Most East Asian countries made export performance the standard by which all economic activity would be
judged. Even firms benefiting from higher than-average rates of protection in the domestic market
understood that in the near future they would be forced to compete in world markets. Sustained reduction
in import protection sent a similar message to producers in the Southeast Asian newly industrializing
economies. Governments were credibly committed to export competition. Exports were important because
they ensured that productivity growth would be facilitated by the improved ability to tap international
knowledge. Import substitution was quickly accompanied by the promotion of exports and duty-free
admission of imports for exporters. The result was limited differences between international relative prices
and domestic relative prices. Market forces and competitive pressures guided resources into activities that
were consistent with comparative advantage and, in the case of labour-intensive exports, laid the foundation
for learning international best practice and subsequent industrial upgrading. The experience of China and
Vietnam is highlight below and in Figure 2.4.

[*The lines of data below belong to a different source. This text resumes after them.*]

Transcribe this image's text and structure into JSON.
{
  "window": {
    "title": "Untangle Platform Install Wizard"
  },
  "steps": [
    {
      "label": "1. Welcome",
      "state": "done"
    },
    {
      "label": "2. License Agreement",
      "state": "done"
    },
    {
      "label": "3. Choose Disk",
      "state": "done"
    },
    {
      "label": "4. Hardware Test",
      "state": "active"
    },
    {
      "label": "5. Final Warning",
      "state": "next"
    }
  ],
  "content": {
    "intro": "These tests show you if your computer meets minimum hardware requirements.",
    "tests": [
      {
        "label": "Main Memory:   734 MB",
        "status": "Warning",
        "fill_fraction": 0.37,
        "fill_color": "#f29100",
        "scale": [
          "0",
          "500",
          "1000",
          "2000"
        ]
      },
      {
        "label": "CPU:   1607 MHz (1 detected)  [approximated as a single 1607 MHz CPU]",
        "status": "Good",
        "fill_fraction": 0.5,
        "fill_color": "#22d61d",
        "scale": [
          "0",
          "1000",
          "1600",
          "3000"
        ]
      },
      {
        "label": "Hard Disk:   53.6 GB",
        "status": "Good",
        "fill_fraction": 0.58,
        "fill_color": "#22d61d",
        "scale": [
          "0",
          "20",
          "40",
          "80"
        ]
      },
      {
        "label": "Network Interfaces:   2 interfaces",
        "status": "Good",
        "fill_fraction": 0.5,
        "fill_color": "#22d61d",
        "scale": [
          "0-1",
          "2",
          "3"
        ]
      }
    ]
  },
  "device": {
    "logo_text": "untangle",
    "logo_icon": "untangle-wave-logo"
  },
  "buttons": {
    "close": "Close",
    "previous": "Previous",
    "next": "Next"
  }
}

2.3.1 China’s Strategy of Economic Development Post-1978

From the position of a poverty ridden large society until the 1970s, the emergence of the Chinese economy
as a major global player within three decades of pro-market and pro-global reforms is the most striking
example of successful economic strategy in the 21 st century so much so that it is being described as “the
world’s factory” for creating the largest manufacturing hub in the world. This spectacular rise of China in
becoming the top exporter of the world perhaps belies the record of the East Asian Tigers and is worth a
careful review by all developing economies aiming at growth acceleration and poverty reduction in the
shortest possible time. Bangladesh can surely attempt to take a leaf or two out of the Chinese book.

According to the 2013 World Bank report, China 2030- Building a Modern, Harmonious, and Creative
Society, the key features of China’s development strategy post-1978 that produced export surge, rapid
growth and poverty reduction comprised the following:

Pragmatic and effective market-oriented reforms: One key feature of these reforms was their “dual-track”
nature—supporting state-owned firms in old priority sectors while liberalizing the entry of private
enterprises.
Balancing growth with social and macroeconomic stability: The unstable economic situation that
prevailed prior to 1978 reform phase made economic growth an urgent priority. A mix of fiscal,
administrative, and employment policies helped to maintain social stability during this period of rapid
economic and structural change. The restructuring of SOEs created massive displacement of labour that
had to be rehabilitated in alternative employment.
Domestic market integration: Policies were undertaken to restrict the regional barriers to the movement of
goods, labour, and capital and the establishment of a single national market. Infrastructure development
projects to improve connectivity via roads and coasts were prioritized to help markets grow.